Année 1858 |
3 novembre 1858
Alfred de Falloux à Marie de Falloux
3 novembre 1858
Chère Marie,
Après avoir bien fait notre Toussaint au village, et avoir suivi un office des Morts bien touchant ici, je viens de découvrir un jubilé qui se fait tout exprès pour moi à Lombez1. Il a commencé hier et va durer trois semaines Lombez est à peine à une lieue distance ce qui n'est rien par ce temps magnifique, et que je ferai, les trois fois nécessaires, avec Paul2 qui se trouvait dans le même cas que moi.

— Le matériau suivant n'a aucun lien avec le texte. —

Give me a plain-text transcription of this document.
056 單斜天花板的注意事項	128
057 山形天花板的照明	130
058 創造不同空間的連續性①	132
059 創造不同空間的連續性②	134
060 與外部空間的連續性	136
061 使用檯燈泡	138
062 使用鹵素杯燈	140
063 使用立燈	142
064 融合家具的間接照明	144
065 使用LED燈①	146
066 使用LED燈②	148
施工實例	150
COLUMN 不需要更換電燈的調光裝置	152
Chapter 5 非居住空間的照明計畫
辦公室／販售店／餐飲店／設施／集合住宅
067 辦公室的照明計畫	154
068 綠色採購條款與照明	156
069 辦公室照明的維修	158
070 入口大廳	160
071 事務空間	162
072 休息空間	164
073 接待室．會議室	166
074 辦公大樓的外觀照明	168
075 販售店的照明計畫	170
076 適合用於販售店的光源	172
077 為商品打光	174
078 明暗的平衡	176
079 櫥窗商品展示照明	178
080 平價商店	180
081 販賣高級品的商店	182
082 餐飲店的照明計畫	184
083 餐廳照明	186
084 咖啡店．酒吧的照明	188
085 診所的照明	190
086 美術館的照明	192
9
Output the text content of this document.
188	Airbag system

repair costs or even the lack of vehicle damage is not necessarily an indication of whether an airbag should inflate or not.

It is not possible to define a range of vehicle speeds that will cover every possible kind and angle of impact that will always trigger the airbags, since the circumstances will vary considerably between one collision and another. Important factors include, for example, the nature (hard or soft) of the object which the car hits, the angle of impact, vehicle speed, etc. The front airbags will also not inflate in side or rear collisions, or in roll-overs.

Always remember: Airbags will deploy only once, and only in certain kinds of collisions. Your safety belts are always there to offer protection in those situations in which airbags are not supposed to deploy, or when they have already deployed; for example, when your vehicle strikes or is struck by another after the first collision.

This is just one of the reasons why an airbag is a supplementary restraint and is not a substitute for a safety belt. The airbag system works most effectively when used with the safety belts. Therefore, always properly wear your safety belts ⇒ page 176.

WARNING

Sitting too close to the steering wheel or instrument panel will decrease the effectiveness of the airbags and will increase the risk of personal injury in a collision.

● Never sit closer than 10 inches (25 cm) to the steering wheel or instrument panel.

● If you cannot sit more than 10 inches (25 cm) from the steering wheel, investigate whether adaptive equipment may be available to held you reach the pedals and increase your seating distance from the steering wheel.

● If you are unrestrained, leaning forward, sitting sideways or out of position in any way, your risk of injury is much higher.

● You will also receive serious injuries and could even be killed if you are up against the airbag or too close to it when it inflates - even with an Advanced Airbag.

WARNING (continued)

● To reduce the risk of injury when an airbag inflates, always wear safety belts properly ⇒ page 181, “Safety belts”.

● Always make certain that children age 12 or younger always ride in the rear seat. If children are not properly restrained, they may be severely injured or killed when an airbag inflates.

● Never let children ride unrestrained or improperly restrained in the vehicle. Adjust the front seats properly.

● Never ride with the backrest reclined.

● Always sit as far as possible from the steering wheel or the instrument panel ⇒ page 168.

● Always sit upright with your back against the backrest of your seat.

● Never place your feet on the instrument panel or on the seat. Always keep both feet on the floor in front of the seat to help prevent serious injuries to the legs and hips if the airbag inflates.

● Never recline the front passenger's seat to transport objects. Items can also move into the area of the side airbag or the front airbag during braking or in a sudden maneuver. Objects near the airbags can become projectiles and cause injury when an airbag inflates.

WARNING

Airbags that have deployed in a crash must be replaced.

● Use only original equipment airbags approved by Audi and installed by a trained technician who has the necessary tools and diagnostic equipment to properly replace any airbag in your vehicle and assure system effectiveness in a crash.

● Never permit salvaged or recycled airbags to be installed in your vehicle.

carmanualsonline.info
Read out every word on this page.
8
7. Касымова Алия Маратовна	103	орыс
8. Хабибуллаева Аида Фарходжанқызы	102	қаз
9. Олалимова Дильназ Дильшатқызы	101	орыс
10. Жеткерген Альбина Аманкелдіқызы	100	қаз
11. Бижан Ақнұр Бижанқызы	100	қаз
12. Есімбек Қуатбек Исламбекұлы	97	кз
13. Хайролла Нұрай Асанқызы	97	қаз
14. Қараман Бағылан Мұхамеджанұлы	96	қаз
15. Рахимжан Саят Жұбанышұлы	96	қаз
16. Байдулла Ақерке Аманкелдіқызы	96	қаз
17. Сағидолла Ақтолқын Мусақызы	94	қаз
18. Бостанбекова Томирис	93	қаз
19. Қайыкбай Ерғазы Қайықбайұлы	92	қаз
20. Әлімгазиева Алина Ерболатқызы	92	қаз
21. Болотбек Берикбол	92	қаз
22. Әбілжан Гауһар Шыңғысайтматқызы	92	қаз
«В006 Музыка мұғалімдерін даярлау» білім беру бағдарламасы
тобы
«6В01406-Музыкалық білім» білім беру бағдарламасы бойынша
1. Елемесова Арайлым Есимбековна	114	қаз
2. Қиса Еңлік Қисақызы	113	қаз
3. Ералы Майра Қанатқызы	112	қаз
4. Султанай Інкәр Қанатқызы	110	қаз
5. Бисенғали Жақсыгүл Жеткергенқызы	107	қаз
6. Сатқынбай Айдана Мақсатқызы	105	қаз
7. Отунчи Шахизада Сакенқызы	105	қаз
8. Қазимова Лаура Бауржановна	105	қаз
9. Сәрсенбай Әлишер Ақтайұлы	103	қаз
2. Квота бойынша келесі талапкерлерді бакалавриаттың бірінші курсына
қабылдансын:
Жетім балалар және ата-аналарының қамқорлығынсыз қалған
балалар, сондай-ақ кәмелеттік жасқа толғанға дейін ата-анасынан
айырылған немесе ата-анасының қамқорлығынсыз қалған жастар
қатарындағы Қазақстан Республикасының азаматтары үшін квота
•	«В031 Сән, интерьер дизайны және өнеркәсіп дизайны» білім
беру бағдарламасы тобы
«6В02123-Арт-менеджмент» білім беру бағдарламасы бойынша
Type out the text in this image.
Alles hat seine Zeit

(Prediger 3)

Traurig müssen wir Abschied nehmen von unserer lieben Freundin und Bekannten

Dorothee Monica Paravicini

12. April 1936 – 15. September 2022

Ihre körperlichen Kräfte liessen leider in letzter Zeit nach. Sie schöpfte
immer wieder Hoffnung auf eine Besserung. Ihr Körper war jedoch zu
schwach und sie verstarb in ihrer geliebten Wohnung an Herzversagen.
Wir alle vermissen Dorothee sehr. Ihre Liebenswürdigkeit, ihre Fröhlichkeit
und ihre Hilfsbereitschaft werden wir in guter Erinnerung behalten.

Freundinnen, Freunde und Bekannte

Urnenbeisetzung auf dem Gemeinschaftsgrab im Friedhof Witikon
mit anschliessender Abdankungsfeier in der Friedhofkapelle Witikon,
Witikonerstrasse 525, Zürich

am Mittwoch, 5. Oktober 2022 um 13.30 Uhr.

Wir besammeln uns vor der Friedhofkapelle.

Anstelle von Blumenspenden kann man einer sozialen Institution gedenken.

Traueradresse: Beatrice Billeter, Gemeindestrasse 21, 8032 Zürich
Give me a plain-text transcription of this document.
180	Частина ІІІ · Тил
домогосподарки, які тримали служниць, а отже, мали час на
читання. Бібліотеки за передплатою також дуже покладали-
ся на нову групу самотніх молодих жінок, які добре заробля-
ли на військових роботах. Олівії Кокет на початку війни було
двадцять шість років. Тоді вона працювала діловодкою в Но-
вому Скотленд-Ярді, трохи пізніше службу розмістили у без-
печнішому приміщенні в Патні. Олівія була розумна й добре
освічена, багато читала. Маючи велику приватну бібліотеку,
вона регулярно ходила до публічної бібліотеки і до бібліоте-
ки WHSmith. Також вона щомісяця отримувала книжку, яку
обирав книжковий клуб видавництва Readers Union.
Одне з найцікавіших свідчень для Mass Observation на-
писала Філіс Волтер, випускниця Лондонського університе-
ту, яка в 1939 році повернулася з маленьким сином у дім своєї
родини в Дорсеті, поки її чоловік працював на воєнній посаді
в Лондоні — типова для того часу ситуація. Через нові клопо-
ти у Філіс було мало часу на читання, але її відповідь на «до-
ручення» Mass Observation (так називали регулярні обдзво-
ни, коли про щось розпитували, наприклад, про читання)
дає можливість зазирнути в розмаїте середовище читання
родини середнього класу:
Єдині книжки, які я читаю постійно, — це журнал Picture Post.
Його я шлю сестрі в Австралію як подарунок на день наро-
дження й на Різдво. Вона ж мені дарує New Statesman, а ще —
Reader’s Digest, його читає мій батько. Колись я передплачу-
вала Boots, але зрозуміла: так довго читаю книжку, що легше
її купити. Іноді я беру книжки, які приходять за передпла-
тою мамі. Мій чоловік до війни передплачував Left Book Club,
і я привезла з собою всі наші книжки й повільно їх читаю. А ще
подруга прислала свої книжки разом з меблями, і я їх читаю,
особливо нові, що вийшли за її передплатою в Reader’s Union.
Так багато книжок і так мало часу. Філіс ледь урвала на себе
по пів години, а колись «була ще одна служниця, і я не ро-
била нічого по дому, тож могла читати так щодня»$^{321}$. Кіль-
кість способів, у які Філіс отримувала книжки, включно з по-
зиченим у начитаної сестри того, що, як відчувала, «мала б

Voilà donc encore un motif de sécurité que vous pouvez ajouter à la persévérance des bons résultats d'Ussat3. Je continue, il est vrai, à m'abstenir vigoureusement de toute dictée ou de toute autre application directe, mais j'écoute des lectures, je fais beaucoup d'exercice, je me lève plus matin, je sors par tous les temps, et de tout cela, il n'est pas encore résulté une seule crise. Mes nuits sont en moyenne très supérieures à tout ce que j'en ai eu depuis deux ans. Je ne sais encore, pour le Correspondant, rien au-delà du peu que m'écrivait M. Douhaire4. Cochin m'écrit quelques lignes, mais d'Anjou. Il se rend à Paris en toute hâte. J'ai écrit à Montalembert dés le premier jour5. Si ce n'était sa santé j'en prendrais bien mon parti. En attendant, ce n'est pas cela qui rendra plus belle l'affaire de l'évêque de Rennes6. Je ne veux pas viser pour cela à détrôner l'archevêque de Tours7 qui est si bien à sa place, et quand je le verrai je lui demanderai comment concilier le respect dû au caractère sans prêter à aucun malentendu sur la personne. Si de votre côté vous le trouvez avant lui, faites-moi part du secret. Je ne puis non plus penser sans rire à l'embarras de Séré8 que je voyais d'avance. C'est même pour cela que je n'ai adressé ma lettre à aucun autre que lui, non par malice, car je n prends rien plus au sérieux, mais parce que Kerdrel aurait donné, par son nom seul, une couleur trop politique à des pensées qui, au fond de mon cœur et de ma conscience sont uniquement religieuses. La voix attristée de Séré adoucira les termes à la lecture, et sa prudence contrebalancera mon zèle. Je compte aussi qu'il se trouvera bien par ci par là quelques bretons encore un peu de leur race, et qui, stimulés, feront ou diront mieux que moi, mais en prendront au moins texte pour réfléchir sur le déplorable avenir qu'on nous prépare. Si le Correspondant succombe, il faudra au moins écrire à un évêque par mois. Accoutumez-vous petit à petit à cette idée.
Je vous embrasse toutes trois sur cette perspective.